Baumbach’s mastery of writing characters who exhibit true, natural behavior is not lost on a flashy talent like Stiller; rather, his character allows him to explore parts of his skill set otherwise unseen in his customary comedic persona. In one emblematic scene, Roger’s friend Ivan (Ifans) tells him how others criticize his personality, and Roger counters in a manner entirely acquiescent with said criticism. Even when acting oblivious, Stiller shows a subtle, conscious realization underneath his character’s need to hide his feelings. This is a comedy more delicate than the standard Ben Stiller fare, and the funniest moments in "Greenberg" are met as much with frustrating pain as with uncomfortable laughter.

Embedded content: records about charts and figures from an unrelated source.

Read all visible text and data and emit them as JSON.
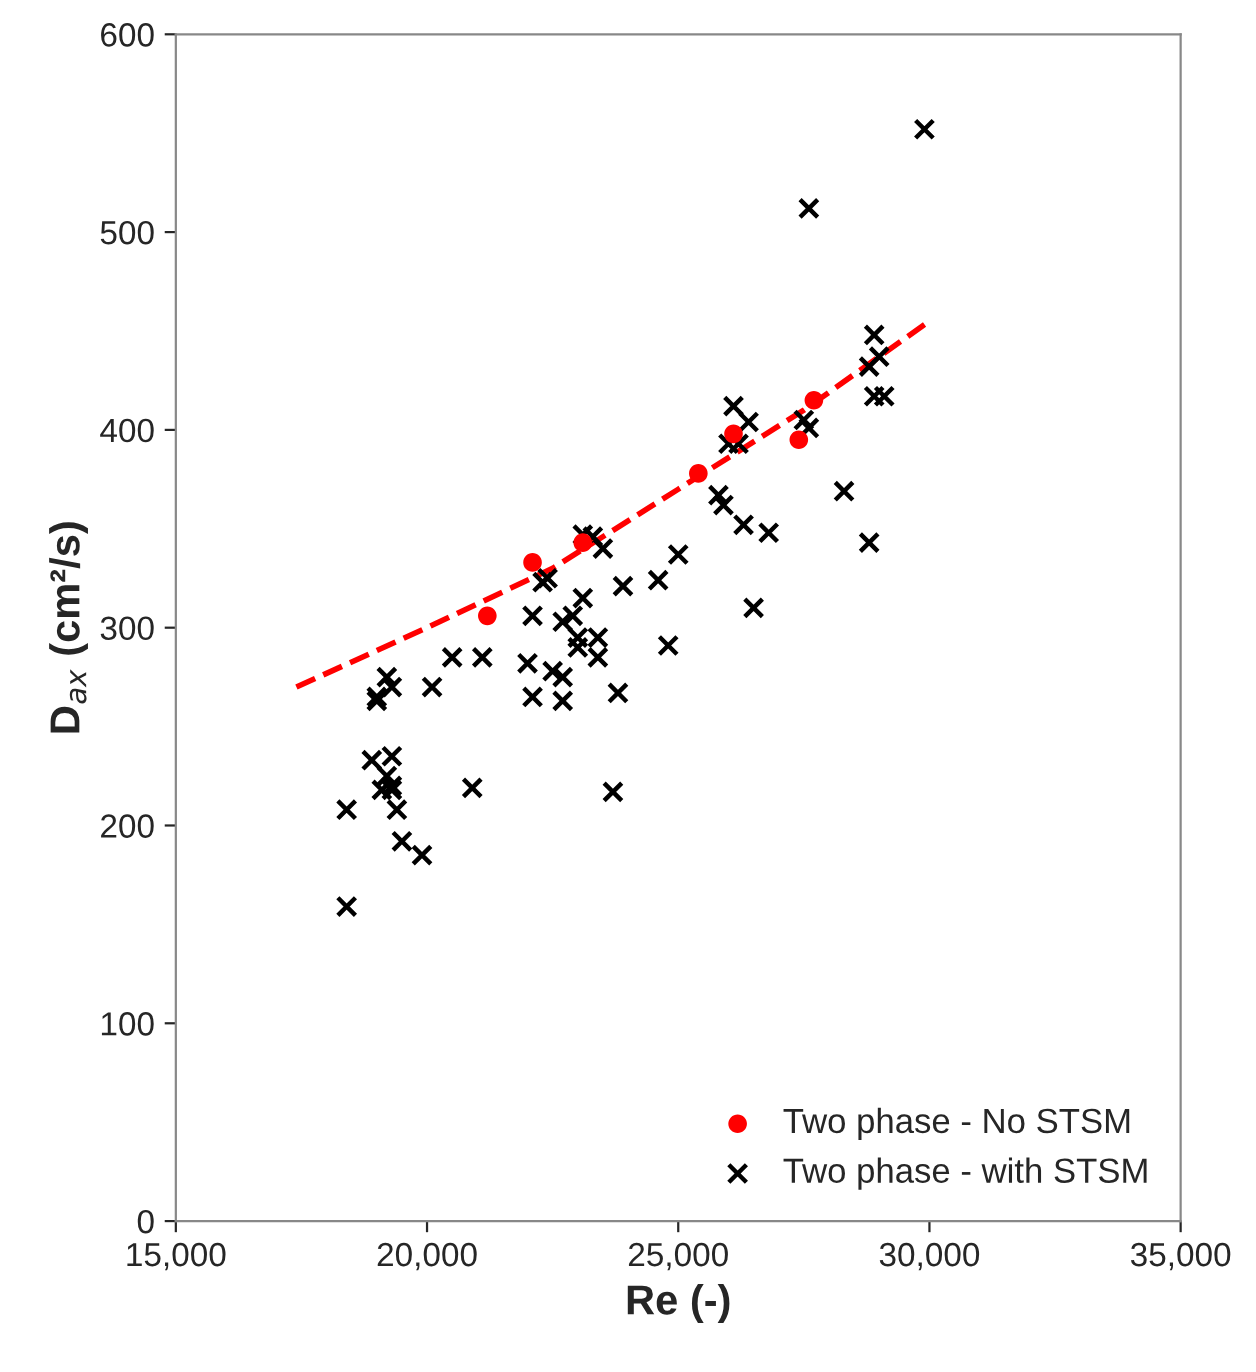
{
  "chart_data": {
    "type": "scatter",
    "xlabel": "Re (-)",
    "ylabel": "D$_{ax}$ (cm²/s)",
    "xlim": [
      15000,
      35000
    ],
    "xticks": [
      {
        "value": 15000,
        "label": "15,000"
      },
      {
        "value": 20000,
        "label": "20,000"
      },
      {
        "value": 25000,
        "label": "25,000"
      },
      {
        "value": 30000,
        "label": "30,000"
      },
      {
        "value": 35000,
        "label": "35,000"
      }
    ],
    "ylim": [
      0,
      600
    ],
    "yticks": [
      0,
      100,
      200,
      300,
      400,
      500,
      600
    ],
    "grid": false,
    "legend": "bottom right",
    "series": [
      {
        "name": "Two phase - No STSM",
        "color": "#ff0000",
        "marker": "circle",
        "x": [
          21200,
          22100,
          23100,
          25400,
          26100,
          27400,
          27700
        ],
        "values": [
          306,
          333,
          343,
          378,
          398,
          395,
          415
        ]
      },
      {
        "name": "Two phase - with STSM",
        "color": "#000000",
        "marker": "cross",
        "x": [
          18400,
          18400,
          18900,
          19000,
          19000,
          19100,
          19200,
          19200,
          19300,
          19300,
          19300,
          19300,
          19400,
          19500,
          19900,
          20100,
          20500,
          20900,
          21100,
          22000,
          22100,
          22100,
          22300,
          22400,
          22500,
          22700,
          22700,
          22700,
          22900,
          23000,
          23000,
          23100,
          23100,
          23300,
          23400,
          23400,
          23500,
          23700,
          23800,
          23900,
          24600,
          24800,
          25000,
          25800,
          25900,
          26000,
          26100,
          26200,
          26300,
          26400,
          26500,
          26800,
          27600,
          27500,
          27600,
          28300,
          28800,
          28800,
          28900,
          29000,
          28900,
          29100,
          29900
        ],
        "values": [
          159,
          208,
          233,
          263,
          265,
          218,
          225,
          275,
          270,
          235,
          220,
          218,
          208,
          192,
          185,
          270,
          285,
          219,
          285,
          282,
          265,
          306,
          323,
          325,
          278,
          275,
          263,
          303,
          306,
          295,
          290,
          315,
          347,
          346,
          295,
          285,
          340,
          217,
          267,
          321,
          324,
          291,
          337,
          367,
          362,
          393,
          412,
          393,
          352,
          404,
          310,
          348,
          512,
          405,
          401,
          369,
          343,
          432,
          448,
          437,
          417,
          417,
          552
        ]
      },
      {
        "type": "line",
        "color": "#ff0000",
        "line_style": "dashed",
        "marker": "none",
        "x": [
          17400,
          20000,
          22500,
          25000,
          27500,
          30000
        ],
        "values": [
          270,
          300,
          330,
          370,
          410,
          455
        ]
      }
    ]
  }
}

Gerwig, a relative unknown, may see her career catapulted by her performance in “Greenberg,” similar to Jesse Eisenberg's rise after “The Squid and the Whale.” As Florence, Gerwig skillfully illustrates the transition from youth to adulthood through nuanced emotional variations and a genuine sense of disorientation.

Although Gerwig’s chemistry with Stiller is, at first, hard to swallow, much like Roger’s development, it slowly evolves into a sense of comfort. The interaction between the two conspicuously imperfect characters becomes fascinating as more of Roger’s eccentricities spill out between them.

Baumbach has a complex interaction with his audience and allows viewers to judge the characters by their own standards. By delivering on the promise of honest drama, he illustrates how a character who starts out so bothersome and flawed can become relatable if stripped down and challenged to the core. While honest from start to finish, “Greenberg” exhibits a far more interesting second half than first, and leaves a conflicted aftertaste of renewal.